Major Telecourse Providers Team Up to Deliver Course Videos Online
By JEFFREY R. YOUNG
Some of America's largest producers of televised college courses announced this week that they plan to deliver some of their course videos over the Internet starting in January 2002. The telecourse providers hope the new on-demand delivery option will be more convenient for some students than traditional methods -- receiving videotapes through the mail or relying on broadcast or cable television -- and that it will better integrate the video segments with new online supplements.
The streaming-telecourse project will involve three non-profit groups that produce documentary-style telecourses: Coast Learning Systems, Dallas TeleLearning, and Intelecom.
The actual online delivery will be coordinated by the Seattle Community College District, which has been delivering telecourses through its World Wide Web site for the past year as part of a pilot project.
The groups plan to have 31 telecourses ready to offer online by January, in time for the spring semester.
Colleges that offer and grant credit for those telecourses will have the option of making the online-video segments available via their own Web sites, but each student must pay a $55 fee to use the service. That amount is what students are charged to rent course videotapes from RMI Media Productions Inc., which is coordinating the billing for the online-video service.
"It's a convenience factor" for students, said Dan Jones, an administrative dean at Coastline Community College, which operates Coast Learning Systems. "They don't have to rent videotapes, and they'll be able to view [the courses] at their desks anywhere."
Not everyone will be able to tune in to the online video streams, however. Students must have broadband Internet connections to view the courses -- which means they need to use cable modems, digital-subscriber lines, or high-speed corporate or academic networks. A dial-up modem, which is still the way many home users log on to the Internet, is not fast enough to handle high-resolution video.
Some telecourse officials estimate that only 2 percent of their current students have broadband connections at home.
But the project's leaders predict that students will use the new Internet service.

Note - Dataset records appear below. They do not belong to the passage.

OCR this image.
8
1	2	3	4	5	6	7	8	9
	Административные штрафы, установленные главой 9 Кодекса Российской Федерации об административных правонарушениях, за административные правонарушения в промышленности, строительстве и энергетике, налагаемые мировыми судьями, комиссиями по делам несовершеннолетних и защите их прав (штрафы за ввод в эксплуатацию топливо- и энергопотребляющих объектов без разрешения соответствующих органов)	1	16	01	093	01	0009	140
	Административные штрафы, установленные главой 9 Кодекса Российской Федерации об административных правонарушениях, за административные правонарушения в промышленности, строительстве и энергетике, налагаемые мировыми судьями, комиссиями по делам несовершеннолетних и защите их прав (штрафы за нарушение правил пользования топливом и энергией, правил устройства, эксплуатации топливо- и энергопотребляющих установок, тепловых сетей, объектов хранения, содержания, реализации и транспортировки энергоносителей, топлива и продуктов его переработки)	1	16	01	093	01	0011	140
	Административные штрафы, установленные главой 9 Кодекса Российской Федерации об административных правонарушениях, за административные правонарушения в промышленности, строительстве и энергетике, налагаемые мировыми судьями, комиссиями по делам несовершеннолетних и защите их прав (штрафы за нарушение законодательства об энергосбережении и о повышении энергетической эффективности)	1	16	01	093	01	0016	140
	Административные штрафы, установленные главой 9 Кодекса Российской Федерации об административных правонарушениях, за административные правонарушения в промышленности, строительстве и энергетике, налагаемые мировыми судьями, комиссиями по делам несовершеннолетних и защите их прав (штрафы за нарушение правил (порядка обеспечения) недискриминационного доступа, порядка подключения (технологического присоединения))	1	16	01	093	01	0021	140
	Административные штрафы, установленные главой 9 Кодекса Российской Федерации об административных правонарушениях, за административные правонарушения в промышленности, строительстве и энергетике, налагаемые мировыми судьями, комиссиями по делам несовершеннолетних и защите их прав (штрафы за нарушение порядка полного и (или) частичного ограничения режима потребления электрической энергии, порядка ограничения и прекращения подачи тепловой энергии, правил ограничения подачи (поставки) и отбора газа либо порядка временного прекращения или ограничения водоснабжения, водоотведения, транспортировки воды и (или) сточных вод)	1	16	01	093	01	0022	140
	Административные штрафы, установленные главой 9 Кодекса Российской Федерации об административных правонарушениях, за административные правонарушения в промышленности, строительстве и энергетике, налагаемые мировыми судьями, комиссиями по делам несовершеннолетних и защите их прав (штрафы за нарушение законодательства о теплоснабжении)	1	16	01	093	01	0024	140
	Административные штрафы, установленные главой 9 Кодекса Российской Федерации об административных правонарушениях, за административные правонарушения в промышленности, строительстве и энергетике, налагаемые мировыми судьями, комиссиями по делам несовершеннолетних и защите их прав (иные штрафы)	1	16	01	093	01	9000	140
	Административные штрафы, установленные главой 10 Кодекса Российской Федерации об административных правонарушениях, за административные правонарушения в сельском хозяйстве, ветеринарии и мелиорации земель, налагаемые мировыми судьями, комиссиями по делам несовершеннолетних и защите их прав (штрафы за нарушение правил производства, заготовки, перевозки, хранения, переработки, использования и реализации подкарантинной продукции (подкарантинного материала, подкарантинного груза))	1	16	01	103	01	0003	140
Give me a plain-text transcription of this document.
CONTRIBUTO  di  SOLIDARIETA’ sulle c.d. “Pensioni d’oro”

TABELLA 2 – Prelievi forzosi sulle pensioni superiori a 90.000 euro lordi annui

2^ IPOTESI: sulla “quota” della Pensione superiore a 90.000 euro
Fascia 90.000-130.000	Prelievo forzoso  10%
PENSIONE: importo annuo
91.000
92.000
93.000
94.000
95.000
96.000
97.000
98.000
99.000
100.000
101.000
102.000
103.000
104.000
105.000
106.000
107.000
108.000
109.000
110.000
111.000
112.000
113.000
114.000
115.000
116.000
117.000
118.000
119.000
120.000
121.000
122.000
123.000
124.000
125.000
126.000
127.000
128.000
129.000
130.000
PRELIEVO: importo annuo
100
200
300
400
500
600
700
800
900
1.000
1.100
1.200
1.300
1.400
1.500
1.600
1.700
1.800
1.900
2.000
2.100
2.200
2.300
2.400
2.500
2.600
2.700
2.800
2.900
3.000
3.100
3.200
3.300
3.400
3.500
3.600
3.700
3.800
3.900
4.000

"There is a huge demand," said Ross Davis, general manager of television and cable operations for the Seattle Community College District, who is helping coordinate the online delivery service. He added that telecourse providers have had "lots of requests from colleges all around the country to provide streaming telecourses."
And those involved in the project hope that the online option will help spur more colleges to offer telecourses through their online distance-education programs.
RMI Media plans to begin a "mailout campaign" about the service next month to every college and university in the United States, said David L. Little, president of the company.
Documentary-style telecourses date back to the earliest days of television, and they remain a popular option. Some experts estimate that more people take courses each year delivered by television -- whether via interactive video networks, videocassettes, or cable or broadcast stations -- than take courses on the Internet.
The telecourses are usually divided into 26 segments of a half-hour each. Students who enroll in such telecourses are asked to watch the programs and read recommended textbooks and workbooks. Colleges that deliver and grant credit for the telecourses generally assign an instructor to manage each course and to grade assignments and examinations. Tuition is typically the same as for classroom-based courses, although telecourse students may have extra technology charges or videotape-rental fees.
Mr. Jones of Coastline said he hoped the service would help make telecourses a more "fully integrated package."
"Currently, you have the textbook, you have the video, and you have the Web, and the components are not integrated together in a way that makes it easy to utilize them," he added.
The online video project was announced early this week at the annual TeleLearning Conference in Costa Mesa, Calif.